A framework that eliminates the dependency on Apache Spark by leveraging delta-rs for the creation and management of Delta Lake tables. This framework follows Medallion architecture.
- Polars : For reading and writing delta lake tables.
- SqlModel : For storing and reading configurations from database tables.
- Niquests : For API requests.
Copies data from external sources to a common location.
The framework supports the below external sources out-of-box
- ✅ SFTP Extraction .
- ✅ API Extraction .
- ✅ JDBC/ODBC Extraction .
- ✅ Salesforce/Veeva Extraction .
- ✅ Cloud Object Storage (S3, ADLS, GCP, ...) Extraction .

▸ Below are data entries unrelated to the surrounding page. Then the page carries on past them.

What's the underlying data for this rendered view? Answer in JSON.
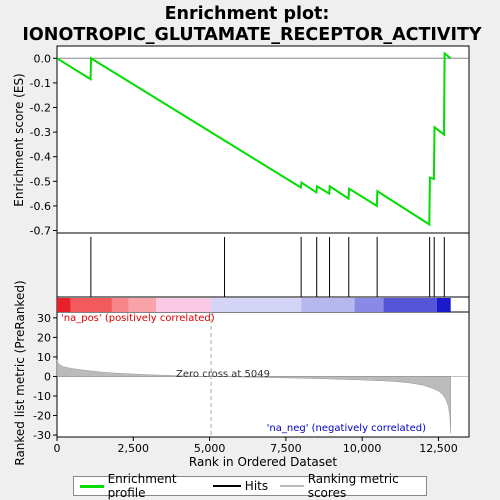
{
  "chart_data": {
    "type": "line",
    "title_line1": "Enrichment plot:",
    "title_line2": "IONOTROPIC_GLUTAMATE_RECEPTOR_ACTIVITY",
    "xlabel": "Rank in Ordered Dataset",
    "ylabel_top": "Enrichment score (ES)",
    "ylabel_bottom": "Ranked list metric (PreRanked)",
    "xlim": [
      0,
      13500
    ],
    "x_ticks": [
      0,
      2500,
      5000,
      7500,
      10000,
      12500
    ],
    "x_tick_labels": [
      "0",
      "2,500",
      "5,000",
      "7,500",
      "10,000",
      "12,500"
    ],
    "es_ylim": [
      -0.71,
      0.05
    ],
    "es_ticks": [
      0.0,
      -0.1,
      -0.2,
      -0.3,
      -0.4,
      -0.5,
      -0.6,
      -0.7
    ],
    "es_tick_labels": [
      "0.0",
      "-0.1",
      "-0.2",
      "-0.3",
      "-0.4",
      "-0.5",
      "-0.6",
      "-0.7"
    ],
    "metric_ylim": [
      -31,
      33
    ],
    "metric_ticks": [
      30,
      20,
      10,
      0,
      -10,
      -20,
      -30
    ],
    "metric_tick_labels": [
      "30",
      "20",
      "10",
      "0",
      "-10",
      "-20",
      "-30"
    ],
    "es_curve": {
      "x": [
        0,
        1100,
        1115,
        7990,
        8010,
        8500,
        8520,
        8920,
        8940,
        9550,
        9570,
        10480,
        10500,
        12200,
        12220,
        12350,
        12370,
        12680,
        12700,
        12900
      ],
      "y": [
        0.0,
        -0.085,
        0.0,
        -0.525,
        -0.505,
        -0.545,
        -0.52,
        -0.55,
        -0.52,
        -0.57,
        -0.53,
        -0.6,
        -0.54,
        -0.675,
        -0.485,
        -0.49,
        -0.28,
        -0.31,
        0.02,
        0.0
      ]
    },
    "hits": [
      1110,
      5490,
      8000,
      8510,
      8930,
      9560,
      10490,
      12210,
      12360,
      12690
    ],
    "metric_curve": {
      "x": [
        0,
        50,
        200,
        500,
        1000,
        1500,
        2000,
        3000,
        4000,
        5049,
        6000,
        7000,
        8000,
        9000,
        10000,
        11000,
        11500,
        12000,
        12300,
        12500,
        12650,
        12750,
        12820,
        12870,
        12900
      ],
      "y": [
        8.5,
        6.5,
        5.0,
        4.0,
        3.0,
        2.2,
        1.6,
        0.9,
        0.4,
        0.0,
        -0.3,
        -0.6,
        -0.9,
        -1.3,
        -1.8,
        -2.5,
        -3.2,
        -4.5,
        -6.0,
        -7.5,
        -9.5,
        -12.0,
        -15.0,
        -20.0,
        -29.0
      ]
    },
    "zero_cross": 5049,
    "zero_cross_label": "Zero cross at 5049",
    "pos_label": "'na_pos' (positively correlated)",
    "neg_label": "'na_neg' (negatively correlated)",
    "heat_segments": [
      {
        "x0": 0,
        "x1": 450,
        "color": "#e8202a"
      },
      {
        "x0": 450,
        "x1": 1800,
        "color": "#f25a5e"
      },
      {
        "x0": 1800,
        "x1": 2350,
        "color": "#f7858a"
      },
      {
        "x0": 2350,
        "x1": 3250,
        "color": "#f9a3a8"
      },
      {
        "x0": 3250,
        "x1": 5049,
        "color": "#fbc8e6"
      },
      {
        "x0": 5049,
        "x1": 8000,
        "color": "#d4d4f7"
      },
      {
        "x0": 8000,
        "x1": 9750,
        "color": "#b8b8f0"
      },
      {
        "x0": 9750,
        "x1": 10700,
        "color": "#8a8ae6"
      },
      {
        "x0": 10700,
        "x1": 12450,
        "color": "#5555d8"
      },
      {
        "x0": 12450,
        "x1": 12900,
        "color": "#1a1acc"
      }
    ],
    "legend": [
      {
        "label": "Enrichment profile",
        "color": "#00dd00"
      },
      {
        "label": "Hits",
        "color": "#000000"
      },
      {
        "label": "Ranking metric scores",
        "color": "#bbbbbb"
      }
    ]
  }
}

Copies data from external sources to a common location.
Performs Data Standardization and Data Quality Management Checks
Data Standardization Functions:
- ✅ Padding.
- ✅ trim.
- ✅ blank_conversion.
- ✅ replace (regex).
- ✅ type_conversion (to lower or upper).
- ✅ sub_string
Data Quality Management Checks
- ✅ null checks.
- ✅ unique checks.
- ✅ decimal checks.
- ✅ integer checks.
- ✅ length checks.
- ✅ date checks.
- ✅ domain checks.
- ✅ custom checks.
Here transformation logics are performed.
Here SCD-Type 2 is performed and Historical records are maintained in Compute and Only active records are maintained in Publish locations.